Saturday John went to Mazowe high school for their prize giving day, and I stayed in Harare doing normal things - lining up for an hour to get a bag of rolls from the bakery, visiting with friends, watching "Simon Birch" with some teenagers who haven't had electricity at their house for 2 months. I cry every time I see that movie (the girls all cried too). There's just something very beautiful about true friendship. Saturday night we were planning on going to hear Fred Hammond. There are posters all over town advertising "Fred Hammond in concert." I was thrilled that one of the best gospel singers in the world was coming to Harare! We went to buy the tickets and someone admitted to us that Fred wasn't actually coming, but that members of the church would be singing his music. He admitted that they were using false advertising to try to make some money. That's corruption for you... This is Zimbabwe!

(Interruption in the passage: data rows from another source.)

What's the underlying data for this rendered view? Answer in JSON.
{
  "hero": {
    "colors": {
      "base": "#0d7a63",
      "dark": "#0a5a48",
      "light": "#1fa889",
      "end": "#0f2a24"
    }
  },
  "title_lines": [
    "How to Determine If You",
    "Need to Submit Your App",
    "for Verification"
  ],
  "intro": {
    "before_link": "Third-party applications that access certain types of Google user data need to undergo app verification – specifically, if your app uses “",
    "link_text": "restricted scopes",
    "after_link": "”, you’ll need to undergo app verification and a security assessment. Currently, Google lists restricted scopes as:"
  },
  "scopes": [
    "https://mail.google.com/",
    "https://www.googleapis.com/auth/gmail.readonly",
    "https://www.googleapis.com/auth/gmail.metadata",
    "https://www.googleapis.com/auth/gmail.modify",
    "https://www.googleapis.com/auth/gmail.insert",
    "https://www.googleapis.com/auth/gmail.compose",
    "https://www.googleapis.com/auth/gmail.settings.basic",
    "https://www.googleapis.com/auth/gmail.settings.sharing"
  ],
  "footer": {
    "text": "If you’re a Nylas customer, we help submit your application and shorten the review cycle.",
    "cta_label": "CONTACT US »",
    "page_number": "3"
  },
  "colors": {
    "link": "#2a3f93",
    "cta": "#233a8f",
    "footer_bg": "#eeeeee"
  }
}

Happy Birthday today to my Grandpa - bless his heart. Saturday was John's dad's birthday, and Friday was Johnny's birthday, so we are very thankful for the lives of these 3 special men, and pray God's deepest blessings of peace and joy on all of them.

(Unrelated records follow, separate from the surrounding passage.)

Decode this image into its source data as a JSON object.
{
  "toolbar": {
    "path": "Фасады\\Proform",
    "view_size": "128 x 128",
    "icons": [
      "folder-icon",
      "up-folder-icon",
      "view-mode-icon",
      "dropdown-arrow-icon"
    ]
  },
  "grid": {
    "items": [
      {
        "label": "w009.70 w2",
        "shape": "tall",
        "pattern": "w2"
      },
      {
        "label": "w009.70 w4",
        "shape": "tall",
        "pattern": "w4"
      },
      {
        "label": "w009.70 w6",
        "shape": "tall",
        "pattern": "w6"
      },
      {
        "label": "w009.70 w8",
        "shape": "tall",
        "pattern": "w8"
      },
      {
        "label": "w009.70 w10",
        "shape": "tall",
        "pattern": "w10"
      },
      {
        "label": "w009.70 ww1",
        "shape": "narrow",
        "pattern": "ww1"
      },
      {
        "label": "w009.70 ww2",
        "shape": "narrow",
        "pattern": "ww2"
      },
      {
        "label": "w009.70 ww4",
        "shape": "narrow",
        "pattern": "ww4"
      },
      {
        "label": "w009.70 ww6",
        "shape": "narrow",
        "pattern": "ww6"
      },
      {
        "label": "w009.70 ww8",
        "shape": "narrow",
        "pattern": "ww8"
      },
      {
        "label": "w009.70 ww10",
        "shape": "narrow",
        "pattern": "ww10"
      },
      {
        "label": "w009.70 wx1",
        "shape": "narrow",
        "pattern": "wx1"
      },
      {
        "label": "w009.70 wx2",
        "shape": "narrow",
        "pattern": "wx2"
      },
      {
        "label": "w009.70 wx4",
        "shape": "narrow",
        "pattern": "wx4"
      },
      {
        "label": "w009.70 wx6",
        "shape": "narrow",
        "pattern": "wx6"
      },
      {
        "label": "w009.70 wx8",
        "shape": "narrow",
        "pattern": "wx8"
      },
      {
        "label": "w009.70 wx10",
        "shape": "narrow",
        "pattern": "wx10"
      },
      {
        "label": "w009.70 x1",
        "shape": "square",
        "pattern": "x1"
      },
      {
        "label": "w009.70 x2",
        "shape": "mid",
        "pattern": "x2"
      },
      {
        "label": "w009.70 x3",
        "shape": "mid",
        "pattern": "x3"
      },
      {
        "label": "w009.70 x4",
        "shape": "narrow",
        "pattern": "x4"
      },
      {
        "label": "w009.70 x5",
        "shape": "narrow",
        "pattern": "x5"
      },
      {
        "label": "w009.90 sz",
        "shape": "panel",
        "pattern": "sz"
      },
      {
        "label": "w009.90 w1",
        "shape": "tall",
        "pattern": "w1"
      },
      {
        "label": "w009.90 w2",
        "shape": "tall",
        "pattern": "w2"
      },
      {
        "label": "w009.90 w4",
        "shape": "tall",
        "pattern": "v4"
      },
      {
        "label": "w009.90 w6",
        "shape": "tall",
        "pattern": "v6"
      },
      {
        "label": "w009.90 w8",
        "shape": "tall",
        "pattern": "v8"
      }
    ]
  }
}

Thursday, November 01, 2007

Snippets from life

Ordinary thing: It's hot! October is the hottest month of the year here. It's not humid though, so I love this weather! It will be nice when the rains come though. We've planted some corn and coriander and green beans in the garden, so we want to see them grow!

Sweet thing: Yesterday John went to a grocery store and found meat! It's been over 4 months since we've seen meat in any shops, so it was quite exciting! He made this lovely lamb dinner last night - it was almost like we were back in Canada. And he found cream cheese. This morning I had a toasted bagel with cream cheese - it was heavenly. The other day John also brought home red roses for me. I have a really good husband.

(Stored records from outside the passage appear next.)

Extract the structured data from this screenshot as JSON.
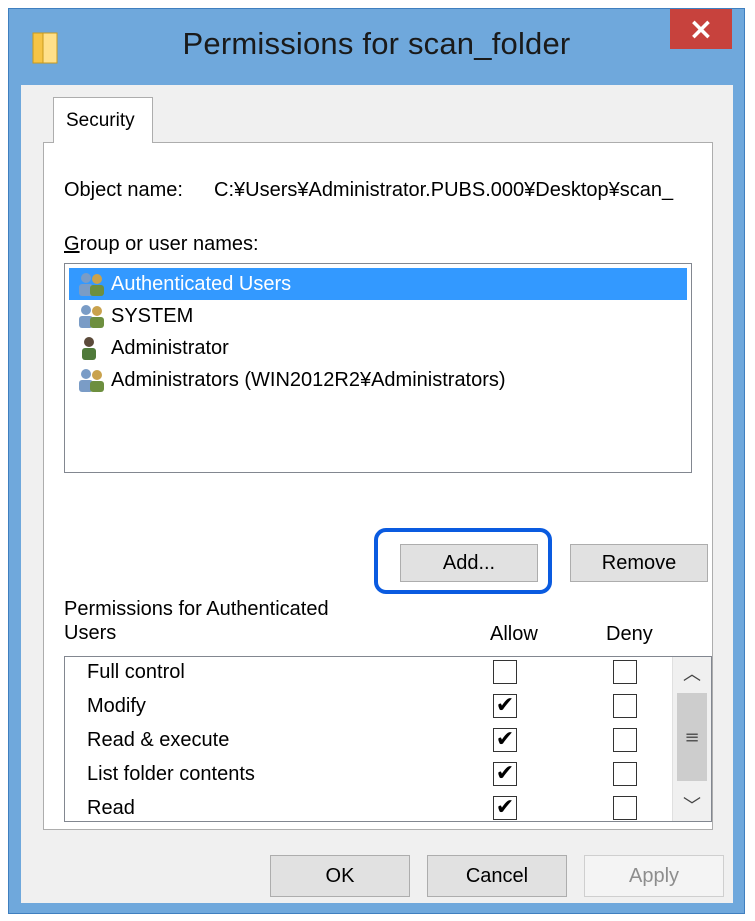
{
  "window": {
    "title": "Permissions for scan_folder",
    "close_label": "×",
    "icon": "folder-icon"
  },
  "tabs": [
    {
      "label": "Security",
      "active": true
    }
  ],
  "object_name": {
    "label": "Object name:",
    "value": "C:¥Users¥Administrator.PUBS.000¥Desktop¥scan_"
  },
  "groups": {
    "label": "Group or user names:",
    "items": [
      {
        "label": "Authenticated Users",
        "icon": "users-group-icon",
        "selected": true
      },
      {
        "label": "SYSTEM",
        "icon": "users-group-icon",
        "selected": false
      },
      {
        "label": "Administrator",
        "icon": "user-icon",
        "selected": false
      },
      {
        "label": "Administrators (WIN2012R2¥Administrators)",
        "icon": "users-group-icon",
        "selected": false
      }
    ]
  },
  "buttons": {
    "add": "Add...",
    "remove": "Remove",
    "ok": "OK",
    "cancel": "Cancel",
    "apply": "Apply"
  },
  "permissions": {
    "label": "Permissions for Authenticated Users",
    "allow_header": "Allow",
    "deny_header": "Deny",
    "items": [
      {
        "name": "Full control",
        "allow": false,
        "deny": false
      },
      {
        "name": "Modify",
        "allow": true,
        "deny": false
      },
      {
        "name": "Read & execute",
        "allow": true,
        "deny": false
      },
      {
        "name": "List folder contents",
        "allow": true,
        "deny": false
      },
      {
        "name": "Read",
        "allow": true,
        "deny": false
      }
    ]
  },
  "colors": {
    "title_bar": "#6fa8dc",
    "close_button": "#c7423d",
    "selection": "#3399ff",
    "highlight_outline": "#0a5be0"
  }
}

Embarrassing thing: Monday morning I was to attend a workshop at the Zimbabwe Council of Churches re: HIV/AIDS and the Churches' response. The letter said to meet at the Kentucky Hotel. So I went there and waited around. It was supposed to start at 8:00am. At around 8:20 I was starting to get a bit anxious, so I went outside, and heard some singing coming from the building marked "Zimbabwe Council of Churches." I slipped in through the front door and sat down in the only available seat and started singing and clapping. It turns out that it was being reserved for the chairman of the meeting, so that was a bit embarrassing, but they went and got another chair. I sang, and listened to the devotions. And then came announcement time. And I realized this wasn't the Zimbabwe Council of Churches - but rather a board meeting for Christian Care (who had moved into the building, but hadn't changed the sign!) and then I was introduced as the special guest!!! I tried to explain that I was in the wrong place, but it wasn't translating well, so I just tried to say some encouraging words about Christian Care. It was awkward and difficult to leave, so when I finally did, I was an hour late for my own workshop that had started at the hotel!